HPLC can be used in both qualitative and quantitative applications that are for both compound quantification and identification. Normal phase HPLC is rarely used now, almost all HPLC separation can be performed in reverse phase. Reverse phase HPLC (RPLC) is ineffective in for only a few separation types. HPLC is applied for molecular weight determination, in analytical chemistry, pharmaceutical and drug science, clinical sciences, food technology, and consumer products, combinatorial chemistry, polymer chemistry, environmental chemistry and green chemistry.

HPLC is a very common method for metabolomics analysis. With the invention of electrospray ionization, HPLC is coupled to mass spectroscopy. HPLC has lower chromatographic resolution, requires no derivation for polar molecules and separates molecules in the liquid phase. Relevant to proteomics, due to the complex structure and nature of proteins, instrumentation and methods development for sample clean-up, pre-concentration, fractionation, chromatographic separation and detection becomes an immediate requirement for the identification of peptides and proteins. Latest techniques and equipment for separation and detection include nano-HPLC and multidimensional HPLC for protein and peptide separation. HPLC is considered as most reliable and most sensitive technique in genomics used to determine DNA methylation. HPLC finds applications in glycomics and lipidomics. In case of glycolipids, they can be analysed directly without separation of the lipid component. HPLC has a wide application in lipidomics to separate lipids prior to mass spectrometry. Separation can be achieved by either reverse-phase (RP) HPLC or normal-phase (NP) HPLC.

HPLC techniques are applied for purification and separation of various biological samples. The analysed samples are subjected to sequencing studies either manually or using various softwares. HPLC is also used for characterization of various metabolites.
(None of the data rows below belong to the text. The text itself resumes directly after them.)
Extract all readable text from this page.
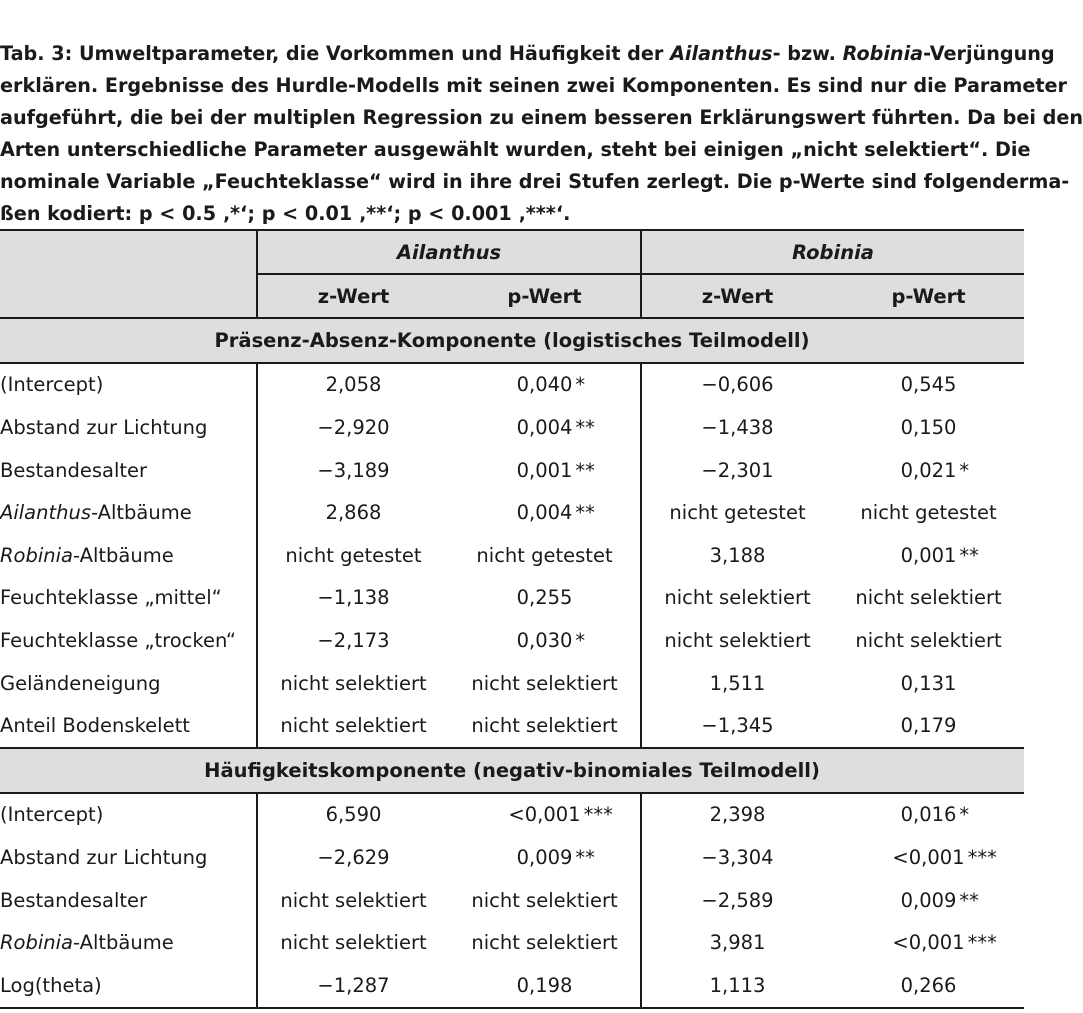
Tab. 3: Umweltparameter, die Vorkommen und Häufigkeit der Ailanthus- bzw. Robinia-Verjüngung
erklären. Ergebnisse des Hurdle-Modells mit seinen zwei Komponenten. Es sind nur die Parameter
aufgeführt, die bei der multiplen Regression zu einem besseren Erklärungswert führten. Da bei den
Arten unterschiedliche Parameter ausgewählt wurden, steht bei einigen „nicht selektiert“. Die
nominale Variable „Feuchteklasse“ wird in ihre drei Stufen zerlegt. Die p-Werte sind folgenderma-
ßen kodiert: p < 0.5 ‚*‘; p < 0.01 ‚**‘; p < 0.001 ‚***‘.
	Ailanthus		Robinia	
	z-Wert	p-Wert	z-Wert	p-Wert
Präsenz-Absenz-Komponente (logistisches Teilmodell)				
(Intercept)	2,058	0,040 *	−0,606	0,545
Abstand zur Lichtung	−2,920	0,004 **	−1,438	0,150
Bestandesalter	−3,189	0,001 **	−2,301	0,021 *

Ailanthus-Altbäume	2,868	0,004 **	nicht getestet	nicht getestet
Robinia-Altbäume	nicht getestet	nicht getestet	3,188	0,001 **

Feuchteklasse „mittel“	−1,138	0,255	nicht selektiert	nicht selektiert
Feuchteklasse „trocken“	−2,173	0,030 *	nicht selektiert	nicht selektiert
Geländeneigung	nicht selektiert	nicht selektiert	1,511	0,131
Anteil Bodenskelett	nicht selektiert	nicht selektiert	−1,345	0,179
Häufigkeitskomponente (negativ-binomiales Teilmodell)				
(Intercept)	6,590	<0,001 ***	2,398	0,016 *

Abstand zur Lichtung	−2,629	0,009 **	−3,304	<0,001 ***

Bestandesalter	nicht selektiert	nicht selektiert	−2,589	0,009 **

Robinia-Altbäume	nicht selektiert	nicht selektiert	3,981	<0,001 ***

Log(theta)	−1,287	0,198	1,113	0,266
The HPLC methodology applied to the analysis of biological samples makes it possible for the identification of many metabolites. Samples from two human embryos culture medium were analysed by high-pressure liquid chromatography–mass spectrometry (HPLC–MS). They work on the principle that many microorganisms have their own unique mass spectral signature based on the particular proteins and peptides that are present in the cells. Identification of unknown peaks in gas chromatography (GC/MS)-based discovery metabolomics is challenging, and remains necessary to permit discovery of novel or unexpected metabolites that may allergic diseases  processes and/or further our understanding of how genotypes relate to phenotypes. Here, we introduce two new technologies and advances in pharmaceutical analytical methods that can facilitate the identification of unknown peaks.

The HPLC industry is showing rapid growth, with value expected to hit 228 billion dollars up from 164 US billion dollars by 2016, with an annual growth of nearly 7%, according to a recent industrial marketing research report. Geographically, global separation technique market has been segmented into four areas namely, North America, some parts of European region, Asia-Pacific and Rest of the World.